Page's political involvement did not abate after passage of the Nineteenth Amendment. In October 1920, she received a certificate for completing a Civics course. Many other local women also took civics classes upon being granted suffrage, the Cambridge Chronicle remarked. At first she was considered for the post of Police Commissioner. Then Mayor Curley appointed her a City Election Department assistant in 1922. Page belonged to the Republican Party, the Massachusetts Progressive League, and the National Independent Political League (also known as the Negro American Political League), calling for the disbarment of a district court judge on behalf of the NIPL. In 1927, she helped derail a bill banning racially mixed marriages in Massachusetts. She died in Belmont, Massachusetts, in 1944, and was interred alongside her husband at Mount Auburn Cemetery.
Births Registered in the City of Chelsea, Massachusetts. 1862.

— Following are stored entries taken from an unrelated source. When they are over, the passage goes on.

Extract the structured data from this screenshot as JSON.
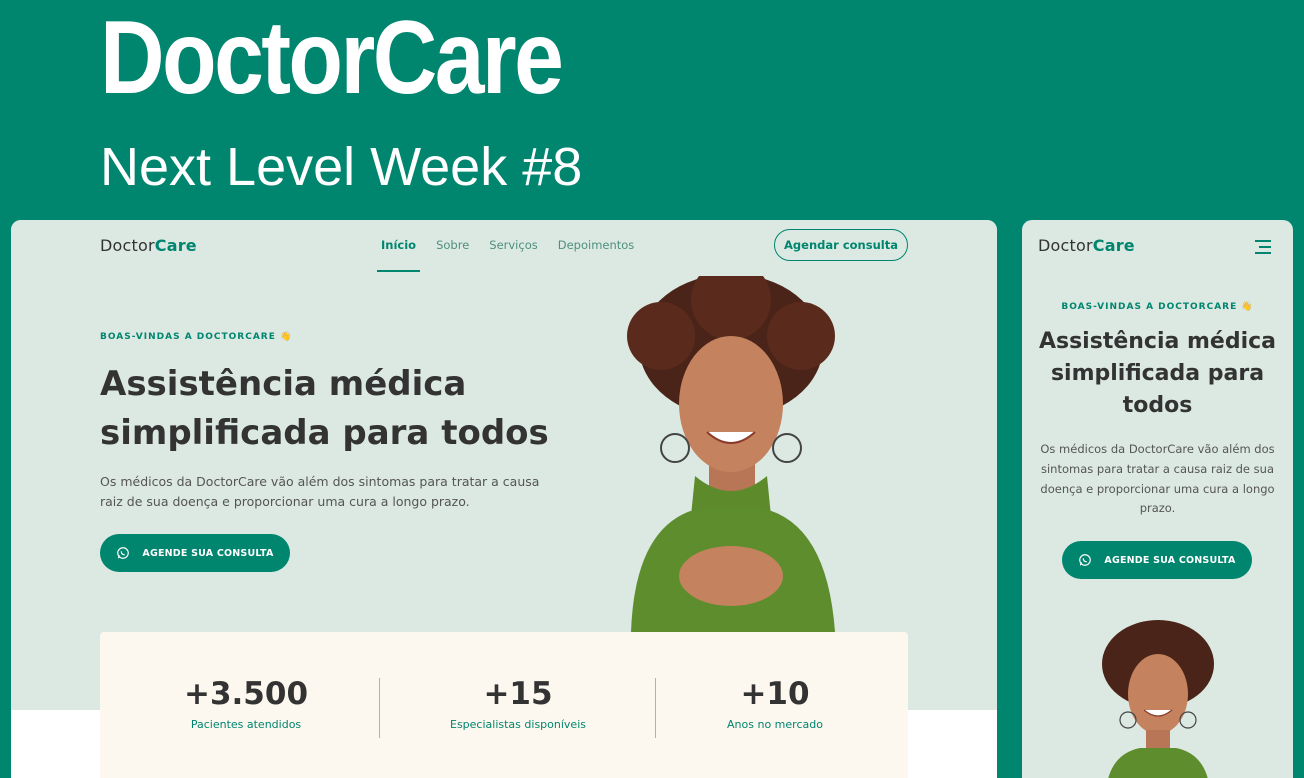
{
  "banner": {
    "title": "DoctorCare",
    "subtitle": "Next Level Week #8"
  },
  "site": {
    "logo_prefix": "Doctor",
    "logo_suffix": "Care",
    "nav": [
      "Início",
      "Sobre",
      "Serviços",
      "Depoimentos"
    ],
    "active_nav": "Início",
    "cta_outline": "Agendar consulta",
    "eyebrow": "BOAS-VINDAS A DOCTORCARE 👋",
    "headline": "Assistência médica simplificada para todos",
    "description": "Os médicos da DoctorCare vão além dos sintomas para tratar a causa raiz de sua doença e proporcionar uma cura a longo prazo.",
    "cta_fill": "AGENDE SUA CONSULTA"
  },
  "stats": [
    {
      "value": "+3.500",
      "label": "Pacientes atendidos"
    },
    {
      "value": "+15",
      "label": "Especialistas disponíveis"
    },
    {
      "value": "+10",
      "label": "Anos no mercado"
    }
  ],
  "colors": {
    "brand": "#00856F",
    "hero_bg": "#DCE9E2",
    "stats_bg": "#FDF8EF",
    "text": "#333333"
  },
  "icons": [
    "whatsapp-icon",
    "menu-icon"
  ]
}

Boston, Massachusetts, Statistics Department. Municipal Register for 1925. Boston: Printing Department, 1925.
"Cambridge People Much Interested in Education." Cambridge Chronicle (30 October 1920), p. 17.
"Central Square Items." Cambridge Tribune (18 July 1903).
Crook, George F., ed. The Cambridge Annual for 1886-1888. 1888.
Index to Deaths in Massachusetts. 1945.
Irwin, Inez Haynes. The Story of the Woman's Party. New York: Harcourt, Brace, 1921.
"Mrs Christina Page Indorsed." Boston Daily Globe (11 July 1913): 8.
National Education Association. Yearbook and List of Active Members. Ann Arbor, Michigan: The Association, 1913.
"Rally at Neponset." Boston Daily Globe (2 Dec 1915): 8.
"Suffragettes on Hunger Strike." Boston Daily Globe (26 Feb 1919): 1.
United States Census Bureau. United States Census-Boston, 1910.
"Woman Acts as Lawyer." Boston Daily Globe (11 Dec 1912): 11..
"Women in Tangle of Politics and Prices." Boston Daily Globe (23 Jan 1920): 12.
"19 Suffragettes Spend Night in Jail." Boston Daily Globe (25 Feb 1919): 1.